3. Sleeping 7-8 hours most nights of the week. Turn off the T.V. Stop surfing the ‘net. You have to get sleep if you want to lose weight. Sleep allows you to recover from your workouts (that you ARE doing because you know you will do better with long term weight loss if you exercise.) Sleep also keeps your hormone balance in check, especially leptin and ghrelin. According to researchers at Stanford, people with short sleep (5 hours a night) have reduced leptin (thin hormone) and elevated ghrelin (hunger hormone). Based on what the hormones do in the body, the researchers claimed the differences in leptin and ghrelin are likely to increase appetite, possibly explaining the increased BMI observed with short sleep duration.
4. Fitting in the Veggies. It might sound old, but you need your veggies. The fiber makes them filling.

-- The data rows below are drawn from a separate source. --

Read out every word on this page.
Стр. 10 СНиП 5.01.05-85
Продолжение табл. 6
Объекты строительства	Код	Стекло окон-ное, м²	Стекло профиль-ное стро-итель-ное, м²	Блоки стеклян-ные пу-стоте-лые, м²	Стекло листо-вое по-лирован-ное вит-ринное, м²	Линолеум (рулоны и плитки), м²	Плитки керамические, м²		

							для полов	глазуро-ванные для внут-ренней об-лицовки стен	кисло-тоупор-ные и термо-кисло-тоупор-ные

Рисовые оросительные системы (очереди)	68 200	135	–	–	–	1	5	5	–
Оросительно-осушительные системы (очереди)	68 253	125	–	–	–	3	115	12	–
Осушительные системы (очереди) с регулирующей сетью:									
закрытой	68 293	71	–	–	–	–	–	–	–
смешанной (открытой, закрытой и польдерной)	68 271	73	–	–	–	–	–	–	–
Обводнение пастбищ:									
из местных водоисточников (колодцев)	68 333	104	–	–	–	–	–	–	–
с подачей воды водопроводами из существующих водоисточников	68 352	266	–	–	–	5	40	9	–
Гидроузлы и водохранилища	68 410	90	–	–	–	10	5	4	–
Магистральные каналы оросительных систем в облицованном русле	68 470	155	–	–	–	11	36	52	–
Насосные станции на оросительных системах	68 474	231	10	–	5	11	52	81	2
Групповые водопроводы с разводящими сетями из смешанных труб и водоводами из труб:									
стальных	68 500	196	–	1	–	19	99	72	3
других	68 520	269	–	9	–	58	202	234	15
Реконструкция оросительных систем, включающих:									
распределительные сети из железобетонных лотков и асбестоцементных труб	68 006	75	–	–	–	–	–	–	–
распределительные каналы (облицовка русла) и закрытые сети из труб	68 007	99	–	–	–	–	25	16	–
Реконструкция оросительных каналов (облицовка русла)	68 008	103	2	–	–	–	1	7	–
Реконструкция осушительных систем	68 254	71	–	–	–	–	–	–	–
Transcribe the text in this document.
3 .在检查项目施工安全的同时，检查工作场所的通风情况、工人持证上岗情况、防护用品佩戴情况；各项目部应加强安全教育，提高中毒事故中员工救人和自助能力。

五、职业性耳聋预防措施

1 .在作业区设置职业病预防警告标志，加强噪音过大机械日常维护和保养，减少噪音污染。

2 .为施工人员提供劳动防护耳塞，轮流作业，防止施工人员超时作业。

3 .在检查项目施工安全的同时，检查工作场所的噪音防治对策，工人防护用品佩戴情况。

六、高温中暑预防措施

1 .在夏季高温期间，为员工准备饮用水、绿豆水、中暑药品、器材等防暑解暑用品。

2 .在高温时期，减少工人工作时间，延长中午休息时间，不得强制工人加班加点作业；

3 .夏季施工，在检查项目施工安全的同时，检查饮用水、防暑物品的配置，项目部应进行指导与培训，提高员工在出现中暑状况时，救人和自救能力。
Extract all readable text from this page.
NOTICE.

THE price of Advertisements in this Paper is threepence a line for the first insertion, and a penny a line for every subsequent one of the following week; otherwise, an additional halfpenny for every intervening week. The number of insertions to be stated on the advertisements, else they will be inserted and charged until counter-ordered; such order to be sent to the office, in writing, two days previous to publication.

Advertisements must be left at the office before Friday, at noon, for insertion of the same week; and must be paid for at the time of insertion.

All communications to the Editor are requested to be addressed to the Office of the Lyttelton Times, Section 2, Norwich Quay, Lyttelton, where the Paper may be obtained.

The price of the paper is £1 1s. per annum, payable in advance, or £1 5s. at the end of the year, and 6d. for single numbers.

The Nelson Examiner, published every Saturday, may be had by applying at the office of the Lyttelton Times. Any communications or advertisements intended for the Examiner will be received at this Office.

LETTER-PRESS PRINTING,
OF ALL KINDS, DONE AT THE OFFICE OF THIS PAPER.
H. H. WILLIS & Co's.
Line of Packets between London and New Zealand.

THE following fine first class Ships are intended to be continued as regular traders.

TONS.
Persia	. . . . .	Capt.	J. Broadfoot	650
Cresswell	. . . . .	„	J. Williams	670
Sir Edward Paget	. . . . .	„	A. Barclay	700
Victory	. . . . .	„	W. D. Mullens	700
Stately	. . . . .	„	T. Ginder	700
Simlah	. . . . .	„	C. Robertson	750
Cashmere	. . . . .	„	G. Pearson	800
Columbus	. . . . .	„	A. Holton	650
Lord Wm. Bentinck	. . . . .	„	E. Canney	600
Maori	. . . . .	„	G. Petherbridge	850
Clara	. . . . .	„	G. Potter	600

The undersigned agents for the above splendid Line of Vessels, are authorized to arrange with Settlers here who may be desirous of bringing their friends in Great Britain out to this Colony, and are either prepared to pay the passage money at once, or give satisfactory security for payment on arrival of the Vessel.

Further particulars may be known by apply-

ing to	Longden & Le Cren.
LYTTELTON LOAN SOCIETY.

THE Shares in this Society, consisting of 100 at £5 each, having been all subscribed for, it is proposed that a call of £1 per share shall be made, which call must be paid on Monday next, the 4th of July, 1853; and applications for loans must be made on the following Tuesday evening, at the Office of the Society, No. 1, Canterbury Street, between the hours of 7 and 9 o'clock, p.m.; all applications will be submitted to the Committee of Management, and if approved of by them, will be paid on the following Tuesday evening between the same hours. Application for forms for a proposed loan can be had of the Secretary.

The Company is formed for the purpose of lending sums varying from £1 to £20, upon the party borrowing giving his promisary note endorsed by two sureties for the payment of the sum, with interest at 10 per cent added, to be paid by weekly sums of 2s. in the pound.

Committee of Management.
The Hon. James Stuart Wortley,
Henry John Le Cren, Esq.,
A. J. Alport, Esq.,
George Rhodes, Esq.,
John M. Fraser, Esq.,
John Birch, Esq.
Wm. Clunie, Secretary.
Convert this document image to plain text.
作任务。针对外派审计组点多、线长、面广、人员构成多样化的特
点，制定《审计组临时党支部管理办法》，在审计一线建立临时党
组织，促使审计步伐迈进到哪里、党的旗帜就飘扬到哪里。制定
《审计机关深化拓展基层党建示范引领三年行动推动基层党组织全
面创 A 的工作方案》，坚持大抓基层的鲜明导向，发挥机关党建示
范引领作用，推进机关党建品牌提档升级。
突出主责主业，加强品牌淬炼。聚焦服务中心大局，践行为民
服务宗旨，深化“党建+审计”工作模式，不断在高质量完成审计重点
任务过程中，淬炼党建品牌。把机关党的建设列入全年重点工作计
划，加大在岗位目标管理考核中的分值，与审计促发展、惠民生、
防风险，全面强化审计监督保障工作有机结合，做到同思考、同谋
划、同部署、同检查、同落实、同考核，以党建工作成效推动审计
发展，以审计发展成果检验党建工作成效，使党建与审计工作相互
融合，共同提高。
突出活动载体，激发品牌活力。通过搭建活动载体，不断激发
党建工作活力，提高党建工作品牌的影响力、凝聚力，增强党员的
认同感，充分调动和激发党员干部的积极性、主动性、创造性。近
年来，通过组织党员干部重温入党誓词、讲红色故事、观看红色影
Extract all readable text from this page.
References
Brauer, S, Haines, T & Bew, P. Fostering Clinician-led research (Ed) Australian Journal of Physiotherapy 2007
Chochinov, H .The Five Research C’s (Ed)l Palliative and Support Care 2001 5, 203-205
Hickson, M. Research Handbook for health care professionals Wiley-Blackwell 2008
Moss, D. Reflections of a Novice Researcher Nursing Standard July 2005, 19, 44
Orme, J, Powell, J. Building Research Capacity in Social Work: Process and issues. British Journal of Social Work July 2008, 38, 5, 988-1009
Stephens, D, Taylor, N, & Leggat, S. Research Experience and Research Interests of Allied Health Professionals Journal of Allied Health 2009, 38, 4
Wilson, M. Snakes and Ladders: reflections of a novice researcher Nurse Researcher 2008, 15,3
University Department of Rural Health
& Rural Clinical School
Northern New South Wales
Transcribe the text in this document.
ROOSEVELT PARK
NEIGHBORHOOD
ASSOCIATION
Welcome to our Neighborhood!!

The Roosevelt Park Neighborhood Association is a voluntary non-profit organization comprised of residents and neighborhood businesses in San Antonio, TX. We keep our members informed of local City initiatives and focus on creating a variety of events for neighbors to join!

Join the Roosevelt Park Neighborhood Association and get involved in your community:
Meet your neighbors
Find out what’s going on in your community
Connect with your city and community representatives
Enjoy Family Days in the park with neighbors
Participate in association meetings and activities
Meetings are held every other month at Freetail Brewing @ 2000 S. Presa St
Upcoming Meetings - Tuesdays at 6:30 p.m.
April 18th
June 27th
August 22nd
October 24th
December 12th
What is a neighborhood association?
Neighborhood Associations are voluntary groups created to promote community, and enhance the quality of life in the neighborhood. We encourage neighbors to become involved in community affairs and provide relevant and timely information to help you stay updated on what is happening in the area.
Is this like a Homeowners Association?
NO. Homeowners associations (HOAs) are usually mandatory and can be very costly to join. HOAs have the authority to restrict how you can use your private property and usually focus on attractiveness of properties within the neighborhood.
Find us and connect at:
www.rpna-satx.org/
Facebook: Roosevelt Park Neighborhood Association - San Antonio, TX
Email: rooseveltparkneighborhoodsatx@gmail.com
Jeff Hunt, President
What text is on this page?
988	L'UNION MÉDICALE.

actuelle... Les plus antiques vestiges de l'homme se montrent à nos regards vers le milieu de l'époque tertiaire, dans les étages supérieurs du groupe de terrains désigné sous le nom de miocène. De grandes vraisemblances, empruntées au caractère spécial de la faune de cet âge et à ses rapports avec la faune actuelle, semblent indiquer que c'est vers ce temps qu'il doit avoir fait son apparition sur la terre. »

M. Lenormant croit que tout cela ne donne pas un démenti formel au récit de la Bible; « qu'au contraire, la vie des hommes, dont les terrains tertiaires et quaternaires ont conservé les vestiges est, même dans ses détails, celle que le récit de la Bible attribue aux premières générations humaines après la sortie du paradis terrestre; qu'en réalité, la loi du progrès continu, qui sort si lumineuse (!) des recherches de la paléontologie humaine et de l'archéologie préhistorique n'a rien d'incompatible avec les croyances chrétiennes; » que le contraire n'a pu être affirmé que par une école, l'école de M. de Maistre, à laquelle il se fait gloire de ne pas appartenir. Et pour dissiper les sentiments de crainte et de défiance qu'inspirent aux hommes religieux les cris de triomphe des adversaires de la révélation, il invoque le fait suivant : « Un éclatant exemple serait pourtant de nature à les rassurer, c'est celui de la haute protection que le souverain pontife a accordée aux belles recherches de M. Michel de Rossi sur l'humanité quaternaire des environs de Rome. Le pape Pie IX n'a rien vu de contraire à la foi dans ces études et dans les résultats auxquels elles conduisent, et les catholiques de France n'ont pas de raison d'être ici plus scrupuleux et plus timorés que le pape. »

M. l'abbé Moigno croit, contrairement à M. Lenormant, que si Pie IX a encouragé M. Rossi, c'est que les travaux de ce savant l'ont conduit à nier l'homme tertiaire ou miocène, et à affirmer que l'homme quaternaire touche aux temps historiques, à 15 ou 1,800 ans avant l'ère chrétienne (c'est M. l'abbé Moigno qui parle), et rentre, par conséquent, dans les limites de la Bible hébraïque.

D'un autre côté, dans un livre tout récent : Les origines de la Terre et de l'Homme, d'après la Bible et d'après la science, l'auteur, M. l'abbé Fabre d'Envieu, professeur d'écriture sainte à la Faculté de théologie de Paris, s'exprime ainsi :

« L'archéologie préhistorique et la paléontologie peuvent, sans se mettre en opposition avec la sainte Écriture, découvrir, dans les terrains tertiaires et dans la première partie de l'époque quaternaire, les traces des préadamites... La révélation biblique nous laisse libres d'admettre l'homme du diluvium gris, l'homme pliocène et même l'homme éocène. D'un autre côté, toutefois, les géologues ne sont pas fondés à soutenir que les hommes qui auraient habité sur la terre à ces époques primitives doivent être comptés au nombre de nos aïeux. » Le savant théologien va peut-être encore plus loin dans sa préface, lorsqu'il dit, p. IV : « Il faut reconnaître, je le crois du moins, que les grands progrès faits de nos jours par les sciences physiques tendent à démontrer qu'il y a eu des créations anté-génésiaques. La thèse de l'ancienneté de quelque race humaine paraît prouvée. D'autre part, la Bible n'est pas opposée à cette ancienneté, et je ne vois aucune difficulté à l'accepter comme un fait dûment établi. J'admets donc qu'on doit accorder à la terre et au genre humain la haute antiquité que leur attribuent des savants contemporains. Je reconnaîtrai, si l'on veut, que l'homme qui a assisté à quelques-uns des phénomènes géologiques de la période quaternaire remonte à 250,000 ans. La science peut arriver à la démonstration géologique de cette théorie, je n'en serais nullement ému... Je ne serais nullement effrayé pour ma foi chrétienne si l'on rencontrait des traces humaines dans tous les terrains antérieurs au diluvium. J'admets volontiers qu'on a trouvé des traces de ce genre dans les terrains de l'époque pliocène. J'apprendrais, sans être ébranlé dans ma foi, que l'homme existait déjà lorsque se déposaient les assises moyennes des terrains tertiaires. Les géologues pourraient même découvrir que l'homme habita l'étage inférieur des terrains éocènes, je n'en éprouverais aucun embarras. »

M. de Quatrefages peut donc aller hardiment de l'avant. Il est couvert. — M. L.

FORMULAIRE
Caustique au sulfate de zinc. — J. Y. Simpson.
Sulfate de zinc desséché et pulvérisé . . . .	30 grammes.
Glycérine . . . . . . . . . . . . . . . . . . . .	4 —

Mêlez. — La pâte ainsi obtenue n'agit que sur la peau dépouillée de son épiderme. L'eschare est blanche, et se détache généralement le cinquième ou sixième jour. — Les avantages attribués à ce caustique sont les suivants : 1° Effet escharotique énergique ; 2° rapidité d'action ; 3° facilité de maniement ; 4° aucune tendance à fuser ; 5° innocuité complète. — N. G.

The low calories makes them “figure friendly,” the phytochemicals and antioxidants help prevent diseases (like many cancers), and they help repair blood vessel damage. Try these fun ways to have veggie “finger foods” on the go:
- celery and almond butter
- avocado stuffed cherry tomatoes
- blanched broccoli with lemon
- prosciutto wrapped asparagus
All these choices make great snacks! Personally, I recommend that people keep carbs as low as possible at snacks and save them for meal times.
5. Eating Mindfully. Mindfulness is a state of being aware, ‘in the moment,’ present, and engaged. Rarely do we spend time in the day being truly mindful, especially when it comes to food. It’s amazing the mental and emotional transformation that happens when people take back the pleasure of eating. When you choose nourishing foods and take your time to enjoy them bite-by-bite, you engage all your senses – not just “taste.” Notice the colors, smell the aroma, appreciate your food choice for all the ways it is going to give health to your body.
All of a sudden, the drive-through window and 100-calorie packs become less appealing. If you make one change, try making each meal last 30 minutes and spend the first five engaging all your senses except taste. When eating mindfully, you will notice that it gets easier to choose healthy from the start and stop eating when you feel satisfied not when the plate is clear.